Dans une approche plus pratique, plus artisanale ou plus artistique, mais qui n’est pas sans apporter de précieux enseignements aux chercheurs, d’aucuns se sont appliqués à retrouver les gestes du paléolithique pour tailler des bifaces, reconstituer la composition des pigments, imiter l’art pariétal, ce qui a été indispensable pour l’élaboration des répliques de Chauvet ou de Lascaux IV. J’admire leur travail, je trouve qu’ils font un métier passionnant, j’apprécie d’ailleurs les vertus de l’imitation car je crois que l’habit peut finir par faire le moine, mais une telle démarche n’a tout de même qu’un sens limité, dans la mesure où toutes les civilisations dont l’art pariétal était l’expression ont disparu. Poussé plus loin cela m’évoque ces pratiquants occidentaux du « dharma » (les enseignements bouddhiques que j’ai passé naguère quelques années à étudier) grimés comme des moines du XIème siècle qui reproduisent les peintures sacrées tibétaines avec autant de minutie qu’un peintre d’icones et psalmodient des mantras dans une langue qu’ils ne comprennent pas. Malgré toute ma sympathie pour tous ceux-là qui sont manifestement en quête de quelque chose, je ne crois pas qu’il soit possible de fonder une nouvelle culture « digne de ce nom » (comme disait Jaccottet) à partir d’un tel folklore.

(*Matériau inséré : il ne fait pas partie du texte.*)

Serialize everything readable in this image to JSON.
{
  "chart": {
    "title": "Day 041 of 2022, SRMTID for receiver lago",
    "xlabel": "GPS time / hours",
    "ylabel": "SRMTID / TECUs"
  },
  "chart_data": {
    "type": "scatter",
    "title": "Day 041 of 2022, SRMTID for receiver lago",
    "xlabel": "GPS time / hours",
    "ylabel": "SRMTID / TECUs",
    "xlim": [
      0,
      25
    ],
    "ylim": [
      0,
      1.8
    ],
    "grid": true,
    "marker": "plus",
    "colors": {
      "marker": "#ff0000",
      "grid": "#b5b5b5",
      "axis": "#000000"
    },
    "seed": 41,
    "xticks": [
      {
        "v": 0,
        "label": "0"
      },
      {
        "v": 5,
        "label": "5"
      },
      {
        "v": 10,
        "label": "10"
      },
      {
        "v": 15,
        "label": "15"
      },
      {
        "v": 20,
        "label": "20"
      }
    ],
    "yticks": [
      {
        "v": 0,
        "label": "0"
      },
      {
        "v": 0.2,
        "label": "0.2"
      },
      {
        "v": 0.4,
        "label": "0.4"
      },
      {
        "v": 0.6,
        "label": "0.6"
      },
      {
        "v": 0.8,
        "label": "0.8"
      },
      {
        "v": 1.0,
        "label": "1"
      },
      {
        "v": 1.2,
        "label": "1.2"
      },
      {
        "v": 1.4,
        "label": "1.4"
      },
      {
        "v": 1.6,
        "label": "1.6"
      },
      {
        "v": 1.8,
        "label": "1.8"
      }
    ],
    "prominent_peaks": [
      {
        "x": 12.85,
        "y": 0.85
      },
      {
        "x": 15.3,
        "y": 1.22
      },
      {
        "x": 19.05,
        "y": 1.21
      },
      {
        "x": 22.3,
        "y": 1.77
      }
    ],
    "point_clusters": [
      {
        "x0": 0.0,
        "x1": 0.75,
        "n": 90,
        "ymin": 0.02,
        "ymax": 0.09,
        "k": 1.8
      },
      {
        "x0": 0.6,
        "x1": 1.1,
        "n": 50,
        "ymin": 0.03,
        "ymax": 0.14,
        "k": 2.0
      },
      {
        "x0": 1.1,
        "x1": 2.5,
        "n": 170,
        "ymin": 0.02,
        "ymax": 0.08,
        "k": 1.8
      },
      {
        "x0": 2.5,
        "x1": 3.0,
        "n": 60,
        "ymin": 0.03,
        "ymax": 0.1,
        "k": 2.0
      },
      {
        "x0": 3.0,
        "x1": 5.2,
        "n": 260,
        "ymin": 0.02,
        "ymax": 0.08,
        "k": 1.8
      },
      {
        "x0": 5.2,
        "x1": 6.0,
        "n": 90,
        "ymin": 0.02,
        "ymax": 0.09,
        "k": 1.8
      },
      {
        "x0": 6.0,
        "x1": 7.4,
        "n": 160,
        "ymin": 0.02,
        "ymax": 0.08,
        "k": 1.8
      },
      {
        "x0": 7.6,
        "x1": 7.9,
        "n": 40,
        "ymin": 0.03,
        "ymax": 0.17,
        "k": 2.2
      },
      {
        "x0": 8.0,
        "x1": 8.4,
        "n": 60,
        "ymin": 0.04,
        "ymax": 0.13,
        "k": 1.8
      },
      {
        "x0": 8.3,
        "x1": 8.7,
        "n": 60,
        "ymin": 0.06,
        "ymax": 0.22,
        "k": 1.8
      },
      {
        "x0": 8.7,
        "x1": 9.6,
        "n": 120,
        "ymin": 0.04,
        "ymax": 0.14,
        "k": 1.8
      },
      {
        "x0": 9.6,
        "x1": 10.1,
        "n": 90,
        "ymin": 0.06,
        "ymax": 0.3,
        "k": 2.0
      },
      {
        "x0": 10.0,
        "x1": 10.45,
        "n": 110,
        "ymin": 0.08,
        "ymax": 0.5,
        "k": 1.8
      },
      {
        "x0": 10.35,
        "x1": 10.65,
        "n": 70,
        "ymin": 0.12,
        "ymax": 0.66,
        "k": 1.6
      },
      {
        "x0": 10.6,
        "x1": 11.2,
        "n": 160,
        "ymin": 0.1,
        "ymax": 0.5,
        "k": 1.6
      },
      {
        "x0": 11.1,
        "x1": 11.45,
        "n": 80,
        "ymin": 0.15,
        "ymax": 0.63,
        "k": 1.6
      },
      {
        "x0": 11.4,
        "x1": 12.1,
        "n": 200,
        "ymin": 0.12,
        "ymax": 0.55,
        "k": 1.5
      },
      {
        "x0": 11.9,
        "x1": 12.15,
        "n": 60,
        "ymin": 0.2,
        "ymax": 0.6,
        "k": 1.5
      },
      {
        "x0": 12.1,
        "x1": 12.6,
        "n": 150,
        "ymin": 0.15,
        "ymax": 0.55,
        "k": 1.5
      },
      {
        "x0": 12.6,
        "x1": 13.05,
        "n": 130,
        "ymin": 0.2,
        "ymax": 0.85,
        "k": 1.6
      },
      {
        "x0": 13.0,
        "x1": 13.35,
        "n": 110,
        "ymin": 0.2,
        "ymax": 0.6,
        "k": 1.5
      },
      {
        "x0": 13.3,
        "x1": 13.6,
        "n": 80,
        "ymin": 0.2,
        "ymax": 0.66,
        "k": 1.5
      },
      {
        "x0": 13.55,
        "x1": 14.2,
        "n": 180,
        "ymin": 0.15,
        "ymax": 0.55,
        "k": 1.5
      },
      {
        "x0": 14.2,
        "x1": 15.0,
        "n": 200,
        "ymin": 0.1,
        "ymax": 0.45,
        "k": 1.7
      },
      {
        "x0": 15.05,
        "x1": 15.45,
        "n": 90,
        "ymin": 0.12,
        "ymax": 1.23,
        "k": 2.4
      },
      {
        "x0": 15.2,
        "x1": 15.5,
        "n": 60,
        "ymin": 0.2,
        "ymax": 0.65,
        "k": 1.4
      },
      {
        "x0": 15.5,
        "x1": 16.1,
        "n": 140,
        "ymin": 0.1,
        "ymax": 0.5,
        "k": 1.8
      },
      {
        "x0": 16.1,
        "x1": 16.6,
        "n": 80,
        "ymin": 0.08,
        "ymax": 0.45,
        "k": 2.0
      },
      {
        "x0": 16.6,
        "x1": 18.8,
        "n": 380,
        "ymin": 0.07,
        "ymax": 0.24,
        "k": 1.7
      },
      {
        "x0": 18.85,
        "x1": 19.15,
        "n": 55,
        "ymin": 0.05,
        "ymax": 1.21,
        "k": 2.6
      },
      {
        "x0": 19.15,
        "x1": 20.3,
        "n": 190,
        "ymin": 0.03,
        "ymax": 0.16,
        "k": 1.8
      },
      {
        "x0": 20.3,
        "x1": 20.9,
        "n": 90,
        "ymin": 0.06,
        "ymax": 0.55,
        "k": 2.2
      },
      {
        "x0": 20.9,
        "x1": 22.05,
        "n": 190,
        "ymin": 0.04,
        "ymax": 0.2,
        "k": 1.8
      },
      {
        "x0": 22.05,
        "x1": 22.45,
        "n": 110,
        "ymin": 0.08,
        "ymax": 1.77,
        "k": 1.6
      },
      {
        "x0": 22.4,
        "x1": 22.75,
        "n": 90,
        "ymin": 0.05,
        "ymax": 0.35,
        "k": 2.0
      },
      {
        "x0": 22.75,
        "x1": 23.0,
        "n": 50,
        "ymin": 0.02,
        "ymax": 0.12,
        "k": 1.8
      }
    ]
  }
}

La réponse la plus claire, la plus libre, la plus ouverte, la plus évidente, est probablement celle apportée par tous les artistes, peintres, poètes, plasticiens, qui sont descendus et continuent à descendre dans les grottes depuis la découverte de l’art préhistorique. À l’instar de ces romans christianisés du XIIIe siècle qui, en puisant dans la « matière de Bretagne » des motifs issus d’une mythologie celte devenue incompréhensible, ont permis de raviver dans l’esprit des auditeurs des flammes peu catholiques, à l’instar aussi peut-être de l’Antiquité gréco-latine au moment de la Renaissance, l’art pariétal peut offrir à l’artiste contemporain un stock d’images susceptibles de raviver l’envie de se relier à quelque chose de plus vaste et de  mystérieux qui nous manque autant que le vocabulaire pour le désigner, donnant ainsi aux pratiques artistiques et à la culture tout entière une nouvelle base.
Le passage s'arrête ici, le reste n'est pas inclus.